Bemerkung: Lokale Versionen
Die drei letzten Sätze gelten sogar noch stärker mit lokalen anstelle von globalen Extrema. Hat eine holomorphe Funktion f auf G einen lokalen Extremwert in G, so ist f konstant. Obiger Satz liefert „konstant auf einer nichtleeren offenen Menge“, und dies führt (durch den Identitätssatz, den wir später kennenlernen werden) automatisch zur Konstanz auf G.
Zwei wichtige Folgerungen aus dem Maximumsprinzip sind:
Satz (Gebietstreue für harmonische Funktionen)
Sei u : G → ℝ harmonisch und nicht konstant. Dann ist u [ G ] ein offenes nichtleeres Intervall (ein Gebiet in ℝ).
Beweis
Sei G ⊆ P ein Gebiet. Da stetige Funktionen den Zusammenhang erhalten, ist u [ G ] zusammenhängend und damit ein nichtleeres Intervall I in ℝ. Da u nicht konstant ist, besitzt I nach dem Maximumsprinzip kein Minimum oder Maximum, sodass I offen ist.
Satz (Offenheitssatz)
Sei u : G → ℝ harmonisch und nicht lokal konstant. Dann ist u offen.
Beweis
Sei U ⊆ P offen und (ohne Einschränkung) nichtleer. Da U die Vereinigung seiner Komponenten ist und u auf diesen Komponenten nicht konstant ist, ist u [ U ] eine Vereinigung von offenen Intervallen in ℝ und damit offen.
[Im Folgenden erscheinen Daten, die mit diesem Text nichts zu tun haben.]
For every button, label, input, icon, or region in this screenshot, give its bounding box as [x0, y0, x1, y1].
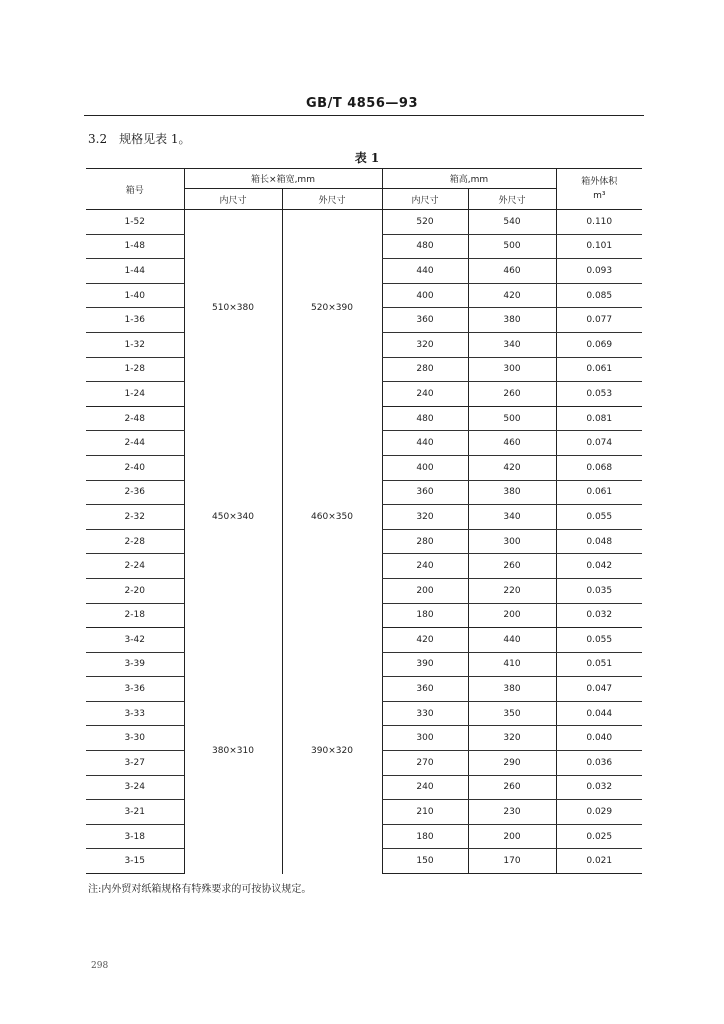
header-h-inner: 内尺寸: [382, 189, 468, 210]
box-no-cell: 3-18: [86, 824, 184, 849]
inner-h-cell: 180: [382, 824, 468, 849]
inner-h-cell: 360: [382, 480, 468, 505]
outer-h-cell: 340: [468, 332, 556, 357]
inner-h-cell: 320: [382, 505, 468, 530]
outer-h-cell: 380: [468, 308, 556, 333]
volume-cell: 0.069: [556, 332, 642, 357]
box-no-cell: 3-39: [86, 652, 184, 677]
volume-cell: 0.025: [556, 824, 642, 849]
inner-h-cell: 440: [382, 259, 468, 284]
volume-cell: 0.042: [556, 554, 642, 579]
inner-h-cell: 240: [382, 382, 468, 407]
table-caption: 表 1: [354, 151, 380, 165]
box-no-cell: 1-28: [86, 357, 184, 382]
header-length-width: 箱长×箱宽,mm: [184, 169, 382, 189]
outer-h-cell: 380: [468, 677, 556, 702]
outer-h-cell: 460: [468, 259, 556, 284]
header-lw-inner: 内尺寸: [184, 189, 282, 210]
inner-h-cell: 180: [382, 603, 468, 628]
box-no-cell: 3-30: [86, 726, 184, 751]
header-box-no: 箱号: [86, 169, 184, 210]
box-no-cell: 3-27: [86, 751, 184, 776]
outer-h-cell: 410: [468, 652, 556, 677]
box-no-cell: 2-40: [86, 455, 184, 480]
volume-cell: 0.029: [556, 800, 642, 825]
box-no-cell: 2-36: [86, 480, 184, 505]
inner-h-cell: 520: [382, 210, 468, 235]
volume-cell: 0.055: [556, 505, 642, 530]
volume-cell: 0.047: [556, 677, 642, 702]
outer-h-cell: 540: [468, 210, 556, 235]
inner-h-cell: 400: [382, 455, 468, 480]
volume-cell: 0.048: [556, 529, 642, 554]
box-no-cell: 3-21: [86, 800, 184, 825]
volume-cell: 0.032: [556, 775, 642, 800]
outer-h-cell: 170: [468, 849, 556, 874]
inner-h-cell: 280: [382, 529, 468, 554]
box-no-cell: 2-44: [86, 431, 184, 456]
box-no-cell: 1-24: [86, 382, 184, 407]
outer-h-cell: 420: [468, 455, 556, 480]
header-height: 箱高,mm: [382, 169, 556, 189]
volume-cell: 0.036: [556, 751, 642, 776]
volume-cell: 0.061: [556, 480, 642, 505]
box-no-cell: 3-15: [86, 849, 184, 874]
table-note: 注:内外贸对纸箱规格有特殊要求的可按协议规定。: [88, 884, 312, 895]
outer-lw-cell: 520×390: [282, 210, 382, 407]
box-no-cell: 2-20: [86, 578, 184, 603]
outer-h-cell: 340: [468, 505, 556, 530]
inner-h-cell: 420: [382, 628, 468, 653]
inner-lw-cell: 380×310: [184, 628, 282, 874]
outer-h-cell: 220: [468, 578, 556, 603]
inner-h-cell: 300: [382, 726, 468, 751]
box-no-cell: 1-40: [86, 283, 184, 308]
inner-lw-cell: 510×380: [184, 210, 282, 407]
box-no-cell: 3-42: [86, 628, 184, 653]
table-row: [86, 406, 642, 431]
inner-h-cell: 400: [382, 283, 468, 308]
box-no-cell: 1-36: [86, 308, 184, 333]
box-no-cell: 3-33: [86, 701, 184, 726]
outer-h-cell: 200: [468, 603, 556, 628]
inner-h-cell: 330: [382, 701, 468, 726]
inner-h-cell: 480: [382, 234, 468, 259]
header-h-outer: 外尺寸: [468, 189, 556, 210]
section-clause: [88, 130, 191, 147]
outer-h-cell: 260: [468, 554, 556, 579]
header-volume-unit: m³: [593, 191, 606, 201]
outer-h-cell: 500: [468, 406, 556, 431]
table-row: [86, 628, 642, 653]
volume-cell: 0.035: [556, 578, 642, 603]
outer-h-cell: 200: [468, 824, 556, 849]
inner-h-cell: 270: [382, 751, 468, 776]
header-volume: [556, 169, 642, 210]
volume-cell: 0.021: [556, 849, 642, 874]
volume-cell: 0.051: [556, 652, 642, 677]
box-no-cell: 1-48: [86, 234, 184, 259]
outer-h-cell: 290: [468, 751, 556, 776]
volume-cell: 0.110: [556, 210, 642, 235]
outer-h-cell: 420: [468, 283, 556, 308]
volume-cell: 0.040: [556, 726, 642, 751]
outer-lw-cell: 460×350: [282, 406, 382, 627]
inner-h-cell: 390: [382, 652, 468, 677]
outer-h-cell: 260: [468, 382, 556, 407]
volume-cell: 0.085: [556, 283, 642, 308]
volume-cell: 0.101: [556, 234, 642, 259]
inner-h-cell: 210: [382, 800, 468, 825]
volume-cell: 0.055: [556, 628, 642, 653]
header-rule: [84, 115, 644, 116]
inner-h-cell: 360: [382, 677, 468, 702]
inner-h-cell: 200: [382, 578, 468, 603]
volume-cell: 0.068: [556, 455, 642, 480]
volume-cell: 0.081: [556, 406, 642, 431]
header-lw-outer: 外尺寸: [282, 189, 382, 210]
outer-h-cell: 320: [468, 726, 556, 751]
outer-h-cell: 230: [468, 800, 556, 825]
standard-code: GB/T 4856—93: [306, 96, 418, 111]
outer-h-cell: 440: [468, 628, 556, 653]
volume-cell: 0.032: [556, 603, 642, 628]
inner-h-cell: 440: [382, 431, 468, 456]
inner-lw-cell: 450×340: [184, 406, 282, 627]
inner-h-cell: 280: [382, 357, 468, 382]
volume-cell: 0.053: [556, 382, 642, 407]
box-no-cell: 2-18: [86, 603, 184, 628]
outer-lw-cell: 390×320: [282, 628, 382, 874]
box-no-cell: 2-48: [86, 406, 184, 431]
spec-table: [86, 168, 642, 874]
box-no-cell: 2-24: [86, 554, 184, 579]
outer-h-cell: 260: [468, 775, 556, 800]
inner-h-cell: 240: [382, 554, 468, 579]
box-no-cell: 1-32: [86, 332, 184, 357]
table-body: [86, 210, 642, 874]
box-no-cell: 2-32: [86, 505, 184, 530]
volume-cell: 0.061: [556, 357, 642, 382]
box-no-cell: 3-24: [86, 775, 184, 800]
table-row: [86, 210, 642, 235]
volume-cell: 0.077: [556, 308, 642, 333]
outer-h-cell: 300: [468, 357, 556, 382]
header-volume-label: 箱外体积: [581, 177, 618, 187]
outer-h-cell: 460: [468, 431, 556, 456]
volume-cell: 0.074: [556, 431, 642, 456]
outer-h-cell: 500: [468, 234, 556, 259]
inner-h-cell: 320: [382, 332, 468, 357]
section-number: 3.2: [88, 132, 108, 146]
outer-h-cell: 380: [468, 480, 556, 505]
inner-h-cell: 240: [382, 775, 468, 800]
inner-h-cell: 150: [382, 849, 468, 874]
inner-h-cell: 360: [382, 308, 468, 333]
inner-h-cell: 480: [382, 406, 468, 431]
box-no-cell: 3-36: [86, 677, 184, 702]
box-no-cell: 1-52: [86, 210, 184, 235]
page-number: 298: [91, 961, 109, 971]
outer-h-cell: 300: [468, 529, 556, 554]
box-no-cell: 1-44: [86, 259, 184, 284]
volume-cell: 0.044: [556, 701, 642, 726]
section-text: 规格见表 1。: [119, 132, 191, 146]
box-no-cell: 2-28: [86, 529, 184, 554]
outer-h-cell: 350: [468, 701, 556, 726]
volume-cell: 0.093: [556, 259, 642, 284]
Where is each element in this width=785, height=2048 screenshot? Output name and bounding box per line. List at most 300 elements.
Wir werden die Analoga dieser Sätze der Theorie der harmonischen Funktionen für die holomorphen Funktionen mit Hilfe von Integration beweisen. Dabei wird sich auch ein weiterer Beweis für das Maximumsprinzip ergeben (sogar in der starken Version).